Crazier still is that Pasco (491-360-20), as the most successful postseason team (19-17) in the county, is the only other county team to even come close to winning a state title.
In fact, no other Pasco County football team has made the state tournament, or the final four teams in their classification. Mitchell and Land O’ Lakes have both come close, but fallen in the region final round. Even 9 Mile War rival Zephyrhills has joined that fray, losing in the region final this season 26-9 to Lake Wales on Nov. 25.
“It’s — how can I say? — bragging rights in a way,” Tucker said. “The only one that did it all. You think in 30 years someone would have, but it’s nuts no one has.”

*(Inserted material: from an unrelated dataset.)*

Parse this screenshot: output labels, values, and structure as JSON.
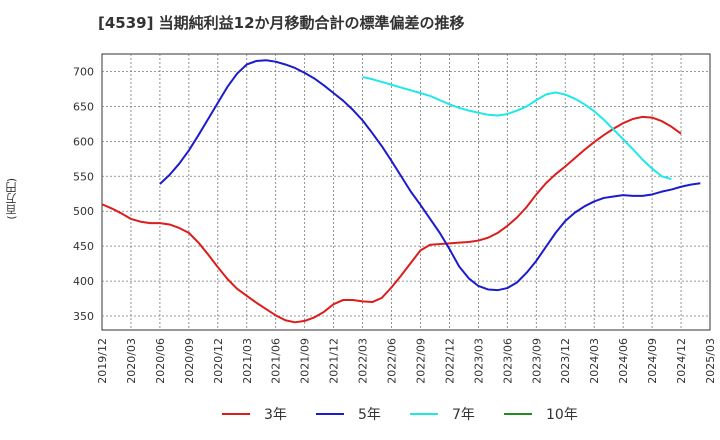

In 1983, the Pirates were 12-1, but fell one game shy of the state final, losing to Palatka 18-13. And in 1991, prior to the championship run, Pasco was handed a 35-16 loss by Santa Fe, ending in another 12-1 season.
“When I went (to Pasco), of course, it was starting from scratch, and we struggled the first year — the second year, we won eight games, so it was a process,” said Brown, who went 58-22 from 1989 to 1995 as the Pirates head coach. “In 1992, we pushed those kids pretty hard.”

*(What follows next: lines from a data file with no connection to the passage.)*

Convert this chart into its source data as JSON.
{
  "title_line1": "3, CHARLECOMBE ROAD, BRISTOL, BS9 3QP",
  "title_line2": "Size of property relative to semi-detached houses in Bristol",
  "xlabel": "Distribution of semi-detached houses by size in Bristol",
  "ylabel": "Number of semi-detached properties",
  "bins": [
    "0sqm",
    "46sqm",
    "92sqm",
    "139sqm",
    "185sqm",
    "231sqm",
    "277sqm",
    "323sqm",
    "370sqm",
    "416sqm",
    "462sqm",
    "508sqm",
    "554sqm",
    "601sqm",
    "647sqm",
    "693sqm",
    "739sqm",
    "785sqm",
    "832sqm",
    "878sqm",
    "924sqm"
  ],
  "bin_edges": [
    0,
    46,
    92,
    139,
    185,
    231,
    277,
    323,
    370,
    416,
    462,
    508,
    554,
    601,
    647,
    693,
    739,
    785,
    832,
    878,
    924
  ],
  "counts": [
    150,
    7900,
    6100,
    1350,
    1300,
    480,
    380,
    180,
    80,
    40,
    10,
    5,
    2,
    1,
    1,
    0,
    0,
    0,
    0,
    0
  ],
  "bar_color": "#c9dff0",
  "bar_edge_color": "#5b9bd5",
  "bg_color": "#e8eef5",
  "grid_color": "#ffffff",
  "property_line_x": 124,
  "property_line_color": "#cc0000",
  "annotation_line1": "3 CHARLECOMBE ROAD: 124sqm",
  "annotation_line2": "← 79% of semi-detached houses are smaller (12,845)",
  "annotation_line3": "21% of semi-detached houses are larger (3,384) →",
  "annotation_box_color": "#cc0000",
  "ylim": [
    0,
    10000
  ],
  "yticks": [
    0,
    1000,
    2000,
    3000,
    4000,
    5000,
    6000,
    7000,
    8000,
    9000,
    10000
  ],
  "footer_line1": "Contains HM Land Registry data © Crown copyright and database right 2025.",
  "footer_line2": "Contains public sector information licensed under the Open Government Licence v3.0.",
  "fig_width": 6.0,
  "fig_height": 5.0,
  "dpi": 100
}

It was just 11 years ago that Pasco was in the midst of another storybook season, as a dominating, undefeated team that looked destined for, at least, a state final appearance. The team was led by former head coach Tom McHugh and incredible all-around player Janarion Grant, but it lost a heartbreaking, triple-overtime game to Wakulla.
“I was rooting for that team,” Brown said. “I was even at that game. … Those kids, they’re trying to win a state title, too, and you want them to succeed.
“But someone tried to tell me (the 2011) team could beat our (1992) team … and I was like, ‘I don’t know about that. Maybe.’ I like to think we had more grit.”
That grit came in the form of the coaches holding players accountable, even if it meant literally dragging them from bed for early-morning practices.
“You, as a player and teenager, wanted to sleep in,” Tucker said. “But sometimes you’d wake up and coach would be standing over you in bed. … Whenever we did have adversity, it was easy to overcome because the coaches, who had been with us through PAL and middle school, were like uncles.”
There certainly was adversity, most notably right before the state championship game. Just days before the game, quarterback Isaac Johnson, who would pass for 124 yards and a touchdown, was arrested on an outstanding warrant for assault.
Johnson spent the night at the Land O’ Lakes detention center and was released just 12 hours before the game. He was rushed to Dade City, just as the team was headed out on the bus through downtown, with nearly every resident and citizen sending them off in style.
“With Isaac getting arrested, it kind of rallied us together,” said Pasco 1994 grad and the team’s kicker and punter, Brent Lockliear. (He went on to play for Ball State and lives in Indianapolis to this day).
“It was the us-against-everyone-else mentality, where they’re even trying to take our quarterback and shut us down.
“But all the way to Gainesville, we would see banners they had put up on I-75 to support us. … It was just incredible, with an incredible team,” Lockliear said.
The Pirates and the county’s other high school teams share the collective desire to bring home another state championship to the county, but for now — after 30 years, the only champs remain in Dade City.
The historic 1992 Pasco Pirates.
“I was fishing once, with one of my coaches, and he got a call and said he was with one of the players from the 1992 championship,” Lockliear said. “So, 25 years later, you’re still referred to as a player on the state championship — that’s a big honor. “For the guys who still live in Dade City, every day they are looked on as part of the only state championship.”
“Everyone wanted (the title) bad, as bad as us, even former players (at the time),” Tucker added. “We’re looked at as the legacy, which will always mean something in this city.”
Even so, Brown said: “It would not break my heart to see another team, especially Pasco, win a state championship.”